In general notifying without first changing the value is racy when locks/semaphores/barriers are concerned - changing the value helps implement the atomicity needed in the sleep+wakeup., But this is probably not an issue in the mailbox implementation.

To resolve this problem, three possible ways: remove the waitAsync polyfill, or restrict the polyfill to not cover the mailbox (essentially mailbox has its own polyfill), or change the mailbox impl. to also change the memory location value before waking up the waiter.

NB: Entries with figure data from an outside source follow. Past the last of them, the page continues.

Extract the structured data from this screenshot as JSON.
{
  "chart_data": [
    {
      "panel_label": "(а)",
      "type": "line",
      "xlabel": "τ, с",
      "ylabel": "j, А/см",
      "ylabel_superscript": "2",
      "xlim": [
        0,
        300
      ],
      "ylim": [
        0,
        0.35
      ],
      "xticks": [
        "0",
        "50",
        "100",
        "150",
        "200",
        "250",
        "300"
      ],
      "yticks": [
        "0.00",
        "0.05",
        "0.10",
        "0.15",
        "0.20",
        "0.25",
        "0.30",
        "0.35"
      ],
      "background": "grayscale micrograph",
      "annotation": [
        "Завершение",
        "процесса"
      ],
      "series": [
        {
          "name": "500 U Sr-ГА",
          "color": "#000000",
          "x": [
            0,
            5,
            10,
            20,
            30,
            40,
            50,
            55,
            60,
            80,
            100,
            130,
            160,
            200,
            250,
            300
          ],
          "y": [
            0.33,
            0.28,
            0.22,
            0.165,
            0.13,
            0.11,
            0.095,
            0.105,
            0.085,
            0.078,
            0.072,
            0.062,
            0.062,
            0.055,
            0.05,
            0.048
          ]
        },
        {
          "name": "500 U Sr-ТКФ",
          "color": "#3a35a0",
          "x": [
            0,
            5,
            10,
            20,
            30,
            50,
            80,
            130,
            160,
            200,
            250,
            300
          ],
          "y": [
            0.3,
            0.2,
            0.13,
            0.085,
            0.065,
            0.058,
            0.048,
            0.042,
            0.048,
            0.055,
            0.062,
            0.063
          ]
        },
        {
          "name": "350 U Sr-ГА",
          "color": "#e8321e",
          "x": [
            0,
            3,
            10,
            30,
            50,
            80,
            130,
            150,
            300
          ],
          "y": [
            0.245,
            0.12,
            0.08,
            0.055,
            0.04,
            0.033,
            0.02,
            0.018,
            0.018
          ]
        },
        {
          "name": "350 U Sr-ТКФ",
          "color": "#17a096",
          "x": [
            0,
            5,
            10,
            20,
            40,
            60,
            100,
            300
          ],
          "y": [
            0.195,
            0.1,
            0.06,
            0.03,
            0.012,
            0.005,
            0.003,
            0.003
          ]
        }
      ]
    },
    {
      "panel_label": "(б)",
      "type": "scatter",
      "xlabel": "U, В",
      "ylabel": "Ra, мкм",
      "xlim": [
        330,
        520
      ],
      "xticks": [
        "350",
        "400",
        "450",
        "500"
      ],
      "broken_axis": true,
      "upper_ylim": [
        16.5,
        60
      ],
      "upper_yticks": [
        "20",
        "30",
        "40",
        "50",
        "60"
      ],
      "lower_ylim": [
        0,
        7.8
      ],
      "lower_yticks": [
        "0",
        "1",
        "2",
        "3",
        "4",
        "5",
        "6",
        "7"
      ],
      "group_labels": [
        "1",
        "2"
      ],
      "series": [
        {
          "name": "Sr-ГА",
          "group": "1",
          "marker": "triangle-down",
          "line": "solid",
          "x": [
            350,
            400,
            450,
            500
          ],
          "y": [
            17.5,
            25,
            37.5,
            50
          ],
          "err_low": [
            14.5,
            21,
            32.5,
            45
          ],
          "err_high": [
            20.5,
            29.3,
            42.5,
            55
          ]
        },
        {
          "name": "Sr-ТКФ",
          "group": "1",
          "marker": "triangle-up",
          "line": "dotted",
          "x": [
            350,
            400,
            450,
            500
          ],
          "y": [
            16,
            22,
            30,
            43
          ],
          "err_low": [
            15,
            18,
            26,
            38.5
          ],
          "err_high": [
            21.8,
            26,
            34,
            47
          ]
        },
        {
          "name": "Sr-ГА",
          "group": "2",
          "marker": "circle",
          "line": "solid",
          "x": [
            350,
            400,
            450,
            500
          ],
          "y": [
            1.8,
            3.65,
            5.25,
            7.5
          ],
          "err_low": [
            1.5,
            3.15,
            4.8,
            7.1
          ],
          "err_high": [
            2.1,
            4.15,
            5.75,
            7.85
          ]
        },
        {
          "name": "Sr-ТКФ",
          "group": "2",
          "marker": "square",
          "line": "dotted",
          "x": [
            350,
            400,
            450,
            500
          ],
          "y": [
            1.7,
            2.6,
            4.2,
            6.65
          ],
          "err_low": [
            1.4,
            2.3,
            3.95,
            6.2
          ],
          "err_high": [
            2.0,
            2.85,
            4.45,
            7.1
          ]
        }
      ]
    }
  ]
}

juj added a commit to juj/emscripten that referenced this pull request Oct 4, 2025
…polyfill over the usage pattern in Emscripten mailbox implementation. See emscripten-core#25449 (comment) . The mailbox implementation has its own postMessage() fallback, so does not need the polyfill. Fixes test browser.test_gl_textures_pthreads_main_module in Firefox."
juj added a commit that referenced this pull request Oct 6, 2025
Delete the Atomics.waitAsync() polyfill, which is not good enough to
polyfill over the usage pattern in Emscripten mailbox implementation.
See
#25449 (comment)
. The mailbox implementation has its own postMessage() fallback, so does
not need the polyfill. Fixes test
browser.test_gl_textures_pthreads_main_module in Firefox."

This will be a breaking change to any users who successfully depended on
the polyfill (i.e. only needed the partial support it brought), though
it is uncertain if there are any.

Fixes test `browser.test_gl_textures_pthreads_main_module` on Firefox.